The split swim fin is marketed as producing more power. Not one fish in the ocean has a split tail fin. It’s a gimmick which allows poor athletics to appear equal to others.
Deep free divers in competition use the largest fins/flippers possible. Nothing with splits.
Club President, Bob Taylor is now retired and lives at Currarong in a beach front property. Bob would like Ken Campbell to make contact with him again to hear an important and interesting story and an apology. (Ken was last known to be living at Townsville where he was a book binder by trade).
Other members. Mike Melville is a professor at the University of New South Wales. Garry Flanagan often spear fishes at Hat Head NSW, Bruce Brown may still be involved in the fresh foods industry at Ermington, Sydney, John Tregaskes was involved with fresh seafood retailing. **Lee Kain** was in a similar business at Tully. North Queensland. Miss Kay Milburn was in a North Sydney advertising agency. Ken Hines, Jim Read whereabouts are unknown. Who knows the whereabouts of John Magill last known to be an accountant with Qantas.
A great aspect of the spearfishing club lifestyle was the weekend camping trips along the coast. The biggest event was the New South Wales state championships.
The more grander title event was The Australian championships – held in a different state each year.
The 2007 event was expected to attract only about thirty to fifty participants. A sign-on fee of $350 per person seems steep.
The rules of spear fishing competitions needed a complete review with new challenges added, decades ago. Something that would make it a true sport that might attract sponsors and TV coverage much the same as what is happening with surf.
The sport itself is a fantastic “man versus the sea” test.
The old rules of spearing competitions allowed divers to secretly swap the many extra fish between themselves. Worse was the wasted fish that would never be consumed. This oversight turned the once beautiful shallow underwater rocky reefs into virtual deserts.
The existing spearfishing association today blames the media for destroying its image with sensational pictures (some of which are elsewhere on this blog) when the real destruction came from within.
Australia’s only WORLD SPEAR FISHING CHAMPION (1965) became fed-up with the waste of fish involved in competitions and left the sport in 1967.
This was shocking and inexcusable \\rubbish fish waste\\ as witnessed at weigh-ins by all, including the general public. Nobody enjoyed it. Most would have welcomed a change. It did not happen.
This waste was reef fish taken only for points, later thrown away.
Cockies, cale, ruxton, wirrah, maori, parrotfish, ling, silver drummer, by the tonne.
However, this is nothing compared with what a prawn trawler wastes in a single night. It did matter as these fish lived in shallow water mostly less than 15 meters deep. This is snorkel country which was accessible to the majority. To families who could have enjoyed snorkeling together with something worth seeing. Plus underwater photography competition possibilities galore.

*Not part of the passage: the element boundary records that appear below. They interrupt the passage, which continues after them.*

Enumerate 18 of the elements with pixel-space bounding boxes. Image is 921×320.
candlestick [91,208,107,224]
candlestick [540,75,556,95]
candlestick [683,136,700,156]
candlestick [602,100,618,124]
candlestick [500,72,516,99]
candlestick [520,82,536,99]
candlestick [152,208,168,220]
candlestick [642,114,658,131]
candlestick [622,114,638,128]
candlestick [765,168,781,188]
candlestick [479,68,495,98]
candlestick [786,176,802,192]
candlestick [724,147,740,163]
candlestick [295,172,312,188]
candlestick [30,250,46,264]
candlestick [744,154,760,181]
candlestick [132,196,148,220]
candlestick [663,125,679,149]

Sharks, sting rays and lobster were not included in competitions.
Blue Groper were voluntarily banned and promoted to the fisheries department as a species to be protected – which did happen only after 95% (a guess) of them were wiped out. There was a time when you could not get anywhere near a “blue”. Today they are common and quite tame.
The same could apply to all the fish that were hunted for what has become points that are represented today by old tarnished trophies identical in design to tennis, golf, football or whatever.
(The world championship trophy was an art form, a statue replica of antiquity – being French this could be expected. What could we produce – a silver boomerang)?
Spear fishing with scuba was not allowed in competitions and this too was promoted into a legal ban now enforced by fisheries departments. The ban gives deep water reef species some protection. A big plus.